Animal Farm.jp - © Foto: © Wiener Staatsoper / Michael Pöhn

„Animal Farm“ an der Staatsoper: Macht korrumpiert

19451960198020002020

Orwells Klassiker lässt sich auch glänzend in Musik umsetzen. Das zeigt die Wiener Staatsoper mit ihrer akklamierten Erstaufführung von Alexander Raskatovs gleichnamiger Oper.

19451960198020002020

Orwells Klassiker lässt sich auch glänzend in Musik umsetzen. Das zeigt die Wiener Staatsoper mit ihrer akklamierten Erstaufführung von Alexander Raskatovs gleichnamiger Oper.

Werbung
Werbung
Werbung

Wie wär’s, wenn nicht Menschen, sondern Tiere die Macht übernehmen, weil sie der Herrschaft der Menschen überdrüssig geworden sind? Darum geht es zumindest vordergründig in George Orwells „Märchenerzählung“; so charakterisiert der Autor seine düstere Fabel „Animal Farm“. Tatsächlich bedient er sich hier der Form einer satirischen Parabel, um die einstige Sowjetdiktatur zu geißeln. Unschwer lassen sich die einzelnen Protagonisten der damaligen Nomenklatura zuordnen. Dennoch hat diese Abrechnung mit autoritären Regimen nichts an Aktualität eingebüßt, im Gegenteil.

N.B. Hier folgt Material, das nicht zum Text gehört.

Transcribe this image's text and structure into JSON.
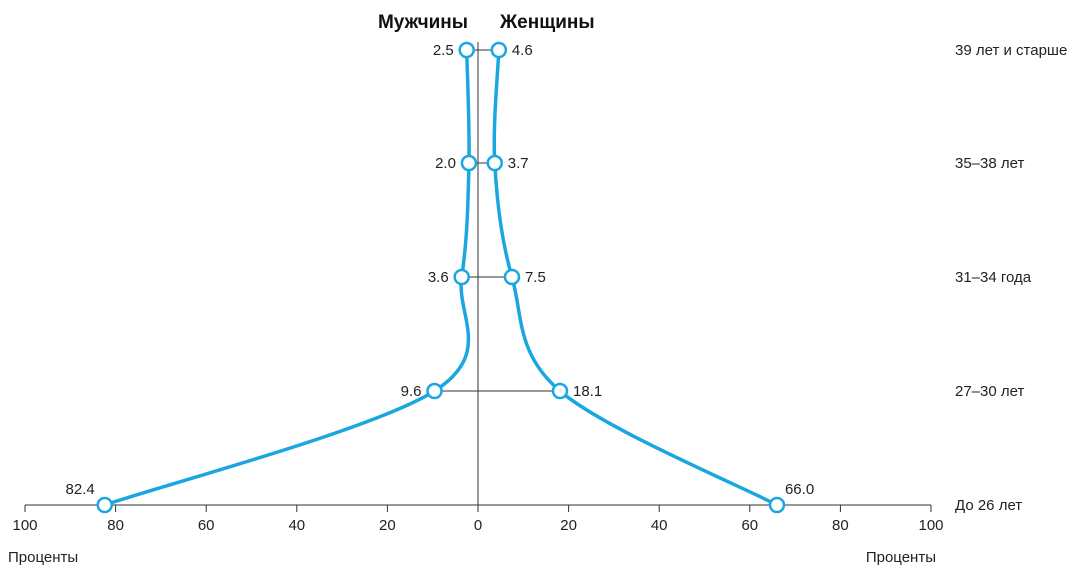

Vor allem die klare Zeichnung der Charaktere bei Orwell inspirierte den Regisseur Damiano Michieletto, den stets für brisante literarische Stoffe (darunter Heiner Müllers „Germania 3“) aufgeschlossenen Komponisten Alexander Raskatov anzuregen, zu diesem Sujet eine Oper zu schaffen. Der seit Jahrzehnten in Deutschland lebende gebürtige Moskauer sagte zu. Die Opernhäuser von Amsterdam, wo dieses Werk im Vorjahr uraufgeführt wurde, und Wien konnten als prominente Auftraggeber gewonnen werden. Dass der Komponist am Tag von Stalins Beerdigung, dem 9. März 1953, geboren wurde, verleiht diesem avancierten Musiktheater eine zusätzliche Note.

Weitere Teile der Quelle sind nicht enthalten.